Here is one way you could generate a list of programming languages
Look at the bottom of
http://en.wikipedia.org/wiki/D_programming_language
and you see categories like “C Programming Language Family” and then if you look at
http://en.wikipedia.org/wiki/Category:C_programming_language_family
you’ll see that is a member of category
http://en.wikipedia.org/wiki/Category:Programming_language_families
by traversing this graph you can find categories that contain programming languages and programming languages. All of the category links are in DBpedia so this is straightforward to do.

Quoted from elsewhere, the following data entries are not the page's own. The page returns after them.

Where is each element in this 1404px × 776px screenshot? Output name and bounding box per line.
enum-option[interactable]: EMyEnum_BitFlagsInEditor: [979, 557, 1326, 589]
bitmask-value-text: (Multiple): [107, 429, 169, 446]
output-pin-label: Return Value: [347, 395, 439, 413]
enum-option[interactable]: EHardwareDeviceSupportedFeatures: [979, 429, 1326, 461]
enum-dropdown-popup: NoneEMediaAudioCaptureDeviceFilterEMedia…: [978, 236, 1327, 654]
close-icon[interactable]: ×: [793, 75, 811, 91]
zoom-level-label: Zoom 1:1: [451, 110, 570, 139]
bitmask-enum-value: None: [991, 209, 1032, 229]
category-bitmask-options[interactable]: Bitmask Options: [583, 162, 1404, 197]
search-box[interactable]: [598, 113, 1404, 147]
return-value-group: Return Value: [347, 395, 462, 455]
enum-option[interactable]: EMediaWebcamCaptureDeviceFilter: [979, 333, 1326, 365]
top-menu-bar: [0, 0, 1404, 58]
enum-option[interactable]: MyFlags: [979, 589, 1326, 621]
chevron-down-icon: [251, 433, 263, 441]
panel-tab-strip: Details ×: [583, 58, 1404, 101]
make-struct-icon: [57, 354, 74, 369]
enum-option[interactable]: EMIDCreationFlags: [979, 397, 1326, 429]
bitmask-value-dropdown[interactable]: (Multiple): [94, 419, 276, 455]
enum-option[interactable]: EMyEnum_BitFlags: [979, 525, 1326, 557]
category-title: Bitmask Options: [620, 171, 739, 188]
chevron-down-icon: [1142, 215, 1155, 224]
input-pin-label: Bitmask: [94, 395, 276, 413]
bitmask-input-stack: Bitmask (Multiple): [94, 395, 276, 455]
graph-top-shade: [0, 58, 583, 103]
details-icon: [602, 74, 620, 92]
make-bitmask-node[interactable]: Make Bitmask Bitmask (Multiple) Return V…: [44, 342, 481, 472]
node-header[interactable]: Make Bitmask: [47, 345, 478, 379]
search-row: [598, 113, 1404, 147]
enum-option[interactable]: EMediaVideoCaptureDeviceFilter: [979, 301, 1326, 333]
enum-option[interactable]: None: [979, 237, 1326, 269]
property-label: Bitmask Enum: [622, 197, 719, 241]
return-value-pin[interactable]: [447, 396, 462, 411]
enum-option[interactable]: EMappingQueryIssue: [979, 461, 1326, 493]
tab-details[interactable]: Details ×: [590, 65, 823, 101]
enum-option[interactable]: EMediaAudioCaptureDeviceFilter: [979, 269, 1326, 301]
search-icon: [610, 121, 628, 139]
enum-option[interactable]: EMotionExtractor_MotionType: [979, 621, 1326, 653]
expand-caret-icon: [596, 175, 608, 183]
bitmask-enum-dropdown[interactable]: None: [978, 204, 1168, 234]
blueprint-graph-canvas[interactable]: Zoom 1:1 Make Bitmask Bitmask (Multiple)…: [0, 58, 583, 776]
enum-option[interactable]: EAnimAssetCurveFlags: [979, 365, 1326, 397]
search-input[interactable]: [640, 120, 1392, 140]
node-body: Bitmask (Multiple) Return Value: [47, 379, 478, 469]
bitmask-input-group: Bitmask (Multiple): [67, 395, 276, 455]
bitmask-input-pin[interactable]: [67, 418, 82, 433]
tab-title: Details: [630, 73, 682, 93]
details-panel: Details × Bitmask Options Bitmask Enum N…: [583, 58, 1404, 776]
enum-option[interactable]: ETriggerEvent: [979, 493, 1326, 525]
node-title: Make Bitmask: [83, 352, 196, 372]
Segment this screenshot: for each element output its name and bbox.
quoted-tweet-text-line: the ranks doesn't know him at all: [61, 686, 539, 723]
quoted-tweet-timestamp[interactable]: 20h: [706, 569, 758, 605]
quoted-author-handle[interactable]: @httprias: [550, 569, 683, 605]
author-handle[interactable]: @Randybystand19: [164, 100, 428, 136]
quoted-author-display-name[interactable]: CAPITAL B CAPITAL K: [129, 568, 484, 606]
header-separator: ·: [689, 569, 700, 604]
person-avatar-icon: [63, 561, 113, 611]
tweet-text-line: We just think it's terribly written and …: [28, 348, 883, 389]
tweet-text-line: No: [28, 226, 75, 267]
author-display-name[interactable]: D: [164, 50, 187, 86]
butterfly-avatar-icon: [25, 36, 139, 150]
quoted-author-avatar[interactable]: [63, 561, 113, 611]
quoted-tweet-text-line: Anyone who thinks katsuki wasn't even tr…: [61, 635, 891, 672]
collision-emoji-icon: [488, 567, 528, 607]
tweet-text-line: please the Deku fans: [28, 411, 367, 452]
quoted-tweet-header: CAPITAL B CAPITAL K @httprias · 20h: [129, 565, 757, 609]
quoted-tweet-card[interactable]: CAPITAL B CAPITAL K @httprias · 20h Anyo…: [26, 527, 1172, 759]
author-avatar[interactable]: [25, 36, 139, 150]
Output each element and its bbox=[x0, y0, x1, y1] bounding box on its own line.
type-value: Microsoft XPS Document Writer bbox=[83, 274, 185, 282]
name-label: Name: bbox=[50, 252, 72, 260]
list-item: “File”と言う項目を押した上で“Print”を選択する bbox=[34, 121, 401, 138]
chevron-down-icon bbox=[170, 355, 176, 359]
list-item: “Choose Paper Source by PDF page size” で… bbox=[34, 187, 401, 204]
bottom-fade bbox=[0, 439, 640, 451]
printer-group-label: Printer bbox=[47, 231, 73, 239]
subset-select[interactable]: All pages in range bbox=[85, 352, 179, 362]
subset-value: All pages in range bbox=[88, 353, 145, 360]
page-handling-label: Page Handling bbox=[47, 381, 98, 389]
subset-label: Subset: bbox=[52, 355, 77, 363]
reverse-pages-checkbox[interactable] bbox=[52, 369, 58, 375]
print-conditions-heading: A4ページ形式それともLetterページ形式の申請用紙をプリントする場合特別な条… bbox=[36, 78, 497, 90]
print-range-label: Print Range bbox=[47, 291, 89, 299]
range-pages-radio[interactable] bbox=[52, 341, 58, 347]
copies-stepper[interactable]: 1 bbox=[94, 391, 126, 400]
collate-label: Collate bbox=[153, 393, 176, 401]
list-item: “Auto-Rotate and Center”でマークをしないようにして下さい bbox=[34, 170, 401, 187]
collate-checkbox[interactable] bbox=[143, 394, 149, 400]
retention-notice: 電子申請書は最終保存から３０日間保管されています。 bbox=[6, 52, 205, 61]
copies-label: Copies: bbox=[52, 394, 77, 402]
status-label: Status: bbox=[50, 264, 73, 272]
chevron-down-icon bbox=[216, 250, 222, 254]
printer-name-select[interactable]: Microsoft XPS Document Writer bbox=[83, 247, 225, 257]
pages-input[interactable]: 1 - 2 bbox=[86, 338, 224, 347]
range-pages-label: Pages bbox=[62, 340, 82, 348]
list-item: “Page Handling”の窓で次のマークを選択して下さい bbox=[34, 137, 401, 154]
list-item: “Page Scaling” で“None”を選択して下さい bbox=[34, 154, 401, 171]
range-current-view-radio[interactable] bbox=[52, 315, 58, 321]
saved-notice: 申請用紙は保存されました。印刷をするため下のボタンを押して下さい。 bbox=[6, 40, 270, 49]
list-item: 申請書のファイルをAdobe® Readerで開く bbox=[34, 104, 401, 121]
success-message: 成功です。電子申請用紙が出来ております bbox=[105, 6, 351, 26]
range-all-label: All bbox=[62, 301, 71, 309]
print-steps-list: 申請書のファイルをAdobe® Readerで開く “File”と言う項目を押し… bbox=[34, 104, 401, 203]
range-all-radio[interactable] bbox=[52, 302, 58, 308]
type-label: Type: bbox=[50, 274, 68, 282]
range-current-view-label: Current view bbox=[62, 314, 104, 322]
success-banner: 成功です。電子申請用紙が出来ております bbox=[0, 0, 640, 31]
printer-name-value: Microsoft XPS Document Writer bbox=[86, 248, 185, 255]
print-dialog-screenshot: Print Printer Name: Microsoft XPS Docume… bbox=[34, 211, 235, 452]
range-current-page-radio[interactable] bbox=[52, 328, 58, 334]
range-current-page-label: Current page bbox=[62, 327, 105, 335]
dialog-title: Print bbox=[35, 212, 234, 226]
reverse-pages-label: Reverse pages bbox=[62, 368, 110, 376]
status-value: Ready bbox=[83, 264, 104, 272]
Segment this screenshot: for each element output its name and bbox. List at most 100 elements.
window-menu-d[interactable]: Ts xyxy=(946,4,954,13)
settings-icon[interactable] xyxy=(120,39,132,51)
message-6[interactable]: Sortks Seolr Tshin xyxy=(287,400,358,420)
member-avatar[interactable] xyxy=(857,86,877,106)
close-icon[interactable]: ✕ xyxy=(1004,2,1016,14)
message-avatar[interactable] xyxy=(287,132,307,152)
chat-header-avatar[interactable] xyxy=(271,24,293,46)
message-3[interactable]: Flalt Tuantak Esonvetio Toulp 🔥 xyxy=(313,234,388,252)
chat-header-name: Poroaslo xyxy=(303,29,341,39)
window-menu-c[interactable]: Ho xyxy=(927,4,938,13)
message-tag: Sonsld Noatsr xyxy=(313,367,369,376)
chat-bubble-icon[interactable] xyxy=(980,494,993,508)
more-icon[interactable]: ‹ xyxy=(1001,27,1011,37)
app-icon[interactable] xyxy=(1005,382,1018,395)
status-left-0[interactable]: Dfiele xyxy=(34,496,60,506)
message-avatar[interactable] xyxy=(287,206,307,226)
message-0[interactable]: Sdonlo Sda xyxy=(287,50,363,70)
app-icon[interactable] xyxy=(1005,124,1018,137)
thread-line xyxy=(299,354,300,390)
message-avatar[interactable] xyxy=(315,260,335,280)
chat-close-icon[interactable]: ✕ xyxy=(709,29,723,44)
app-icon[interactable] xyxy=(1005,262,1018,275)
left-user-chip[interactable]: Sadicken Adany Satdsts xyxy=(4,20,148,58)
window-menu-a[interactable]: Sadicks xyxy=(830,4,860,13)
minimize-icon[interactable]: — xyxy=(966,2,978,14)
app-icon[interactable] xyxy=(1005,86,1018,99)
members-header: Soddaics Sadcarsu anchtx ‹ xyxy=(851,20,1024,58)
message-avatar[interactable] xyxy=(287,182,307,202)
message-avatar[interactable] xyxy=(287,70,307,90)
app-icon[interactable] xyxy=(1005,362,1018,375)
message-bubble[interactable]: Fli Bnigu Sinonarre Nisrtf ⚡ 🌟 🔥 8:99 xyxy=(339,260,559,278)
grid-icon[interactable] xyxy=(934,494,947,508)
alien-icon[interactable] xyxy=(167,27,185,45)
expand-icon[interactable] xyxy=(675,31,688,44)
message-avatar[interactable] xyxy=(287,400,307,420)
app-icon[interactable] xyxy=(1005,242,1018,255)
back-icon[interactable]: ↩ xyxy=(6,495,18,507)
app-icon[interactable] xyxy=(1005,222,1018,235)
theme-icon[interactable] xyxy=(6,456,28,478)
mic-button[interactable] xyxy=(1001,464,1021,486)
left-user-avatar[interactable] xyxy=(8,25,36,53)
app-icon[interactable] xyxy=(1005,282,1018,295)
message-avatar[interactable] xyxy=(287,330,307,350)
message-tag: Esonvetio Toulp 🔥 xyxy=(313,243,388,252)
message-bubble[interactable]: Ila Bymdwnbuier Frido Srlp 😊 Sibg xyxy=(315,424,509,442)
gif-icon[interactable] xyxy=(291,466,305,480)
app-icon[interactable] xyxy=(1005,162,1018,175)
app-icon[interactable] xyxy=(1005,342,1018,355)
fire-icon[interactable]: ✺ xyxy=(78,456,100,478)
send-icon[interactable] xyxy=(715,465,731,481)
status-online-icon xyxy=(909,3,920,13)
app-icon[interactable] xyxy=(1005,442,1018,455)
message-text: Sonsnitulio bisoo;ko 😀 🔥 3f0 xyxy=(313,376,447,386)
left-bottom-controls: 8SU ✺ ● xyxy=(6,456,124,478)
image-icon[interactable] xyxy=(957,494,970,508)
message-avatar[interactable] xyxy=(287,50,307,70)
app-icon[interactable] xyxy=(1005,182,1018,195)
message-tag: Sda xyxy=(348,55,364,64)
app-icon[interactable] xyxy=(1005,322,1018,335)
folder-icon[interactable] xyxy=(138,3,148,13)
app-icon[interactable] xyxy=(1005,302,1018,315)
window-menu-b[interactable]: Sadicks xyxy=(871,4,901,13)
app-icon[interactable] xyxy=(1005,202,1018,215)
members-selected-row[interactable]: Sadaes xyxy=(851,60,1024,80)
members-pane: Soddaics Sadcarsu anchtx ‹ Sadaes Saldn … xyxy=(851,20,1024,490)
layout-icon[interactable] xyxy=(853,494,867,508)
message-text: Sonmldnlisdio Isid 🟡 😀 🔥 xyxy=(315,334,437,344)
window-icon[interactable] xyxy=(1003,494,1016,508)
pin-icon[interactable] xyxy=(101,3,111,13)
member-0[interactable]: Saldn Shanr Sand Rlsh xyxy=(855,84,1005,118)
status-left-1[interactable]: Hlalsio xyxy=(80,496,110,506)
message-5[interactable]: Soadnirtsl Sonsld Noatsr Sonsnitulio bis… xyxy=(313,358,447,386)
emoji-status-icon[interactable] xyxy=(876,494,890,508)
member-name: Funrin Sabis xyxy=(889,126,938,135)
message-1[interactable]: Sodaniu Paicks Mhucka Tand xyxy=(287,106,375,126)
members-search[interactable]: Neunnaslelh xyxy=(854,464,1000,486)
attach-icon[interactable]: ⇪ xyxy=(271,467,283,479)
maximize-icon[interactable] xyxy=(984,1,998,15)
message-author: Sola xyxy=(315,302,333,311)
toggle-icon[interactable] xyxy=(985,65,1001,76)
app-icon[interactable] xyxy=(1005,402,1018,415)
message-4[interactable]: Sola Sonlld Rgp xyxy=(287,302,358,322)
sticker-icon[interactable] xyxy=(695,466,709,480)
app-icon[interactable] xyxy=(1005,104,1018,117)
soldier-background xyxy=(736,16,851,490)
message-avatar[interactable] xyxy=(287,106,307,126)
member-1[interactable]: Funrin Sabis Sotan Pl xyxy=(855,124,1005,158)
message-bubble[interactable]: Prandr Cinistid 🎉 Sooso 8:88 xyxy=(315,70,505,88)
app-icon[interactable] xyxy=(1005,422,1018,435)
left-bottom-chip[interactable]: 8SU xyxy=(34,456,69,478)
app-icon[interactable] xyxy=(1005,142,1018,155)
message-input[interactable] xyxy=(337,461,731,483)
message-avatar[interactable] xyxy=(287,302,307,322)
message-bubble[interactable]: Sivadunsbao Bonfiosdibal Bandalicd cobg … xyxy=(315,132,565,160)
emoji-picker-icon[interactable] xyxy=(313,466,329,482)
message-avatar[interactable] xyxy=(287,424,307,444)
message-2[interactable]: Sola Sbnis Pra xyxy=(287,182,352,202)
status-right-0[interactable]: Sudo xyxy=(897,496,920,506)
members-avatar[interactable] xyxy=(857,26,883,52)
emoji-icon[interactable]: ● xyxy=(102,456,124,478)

The great thing is you can seed this with a query that gets partial results; for instance, you can use your search for “programming language” in the name. To be fair you’ll need to put some human effort into this. You’ll find some categories that turn up that are wrong, and probably get some items like “Generics in Java” and “Dennis Richie”. Still my experience is that I can create categories of 10,000 or so things (like “things in new york city that don’t have coordinates” or “things related to sex and drugs”) in a few hours of work. It’s helpful to sort results with a subjective importance score so at least you can see the worst outliers. (At one point I got Hillary Clinton as the top “sex” topic, for instance, because she was the victim of adultery. It’s quite interesting that the perpetrator of adultery didn’t get flagged...)
The graph traversal has a similar structure to Kleinberg’s hubs and authorities algorithm and there’s probably some way to assign scores to the nodes that are related to probability of a topic or category being in the set.
Note also that Freebase has a programming language type, see
http://www.freebase.com/view/en/fortran
and you could get a list of programming languages there and then map the id’s back to DBpedia.